I am sure I love to read today because it started out enjoyable. Although reading later was somewhat difficult, I continued to enjoy it.
One point that parents might take away from my experience is the age they place their child in kindergarten. I wish my parents would have waited for me to be older before placing me in school. I have a late birthday, was always the youngest in my class, and I think that’s why I sometimes struggled in school.
While I am against retention, I think Redshirting, waiting until a child is older, or, as old, as their peers, might be appropriate. Of course, it would depend on the child.
I could also have mild learning disabilities that were never diagnosed. While reading was fun, math was a different story. Still, I took all the tough classes in high school, I tried my best, and managed to do O.K. I have always loved to learn.

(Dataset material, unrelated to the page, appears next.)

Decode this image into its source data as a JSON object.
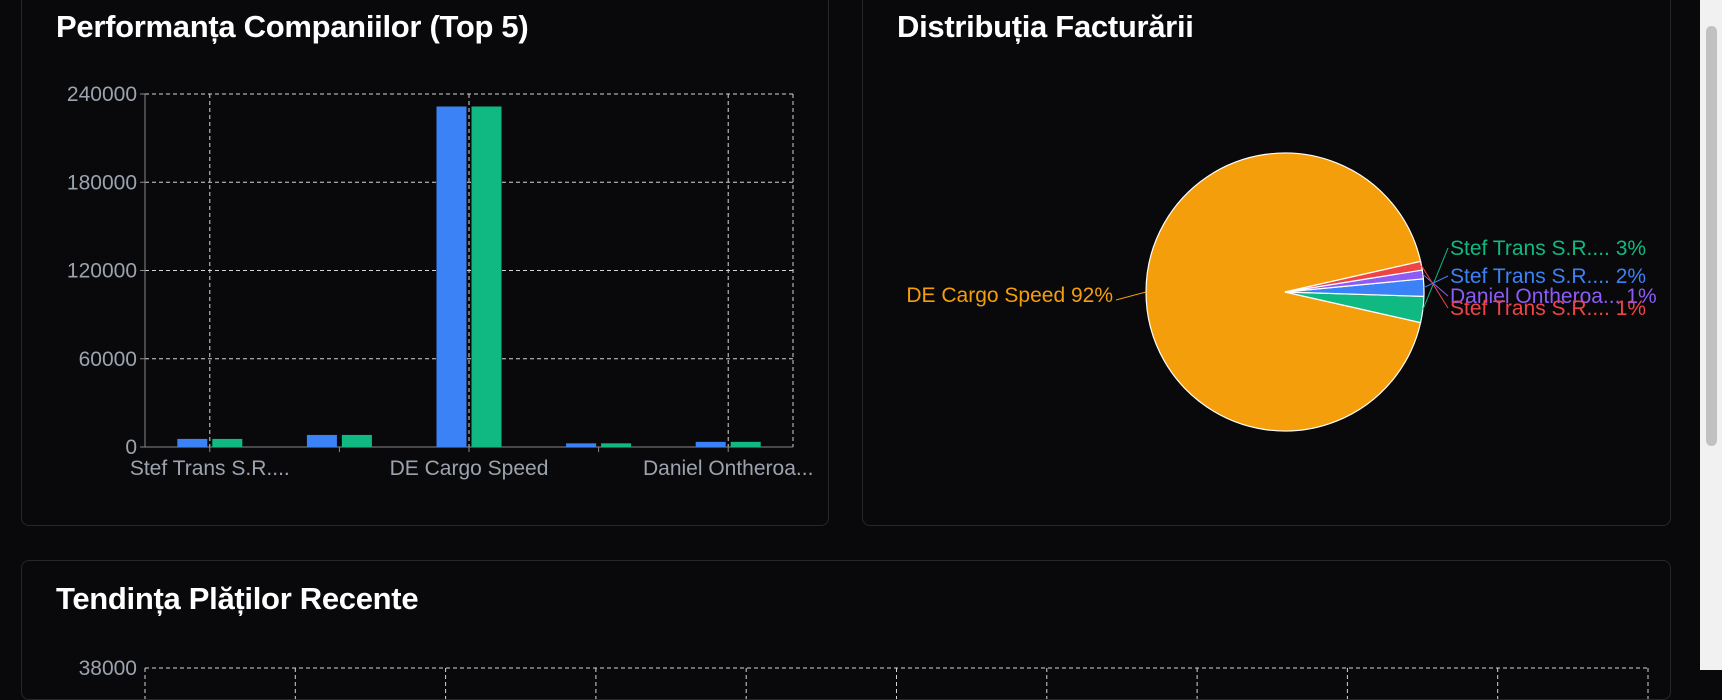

My grades were never great in high school, but in college I taught myself how to study. My grades soared!
If you’d like to share some ideas about how you learned to read, and what it might mean for children today, please feel free.
It would be especially nice to hear some positive stories about teachers who helped teach reading since it is Teacher Appreciation Week.
If you still can’t read well, don’t be embarrassed. Find help. It’s never too late to learn how to read, or, be better at it.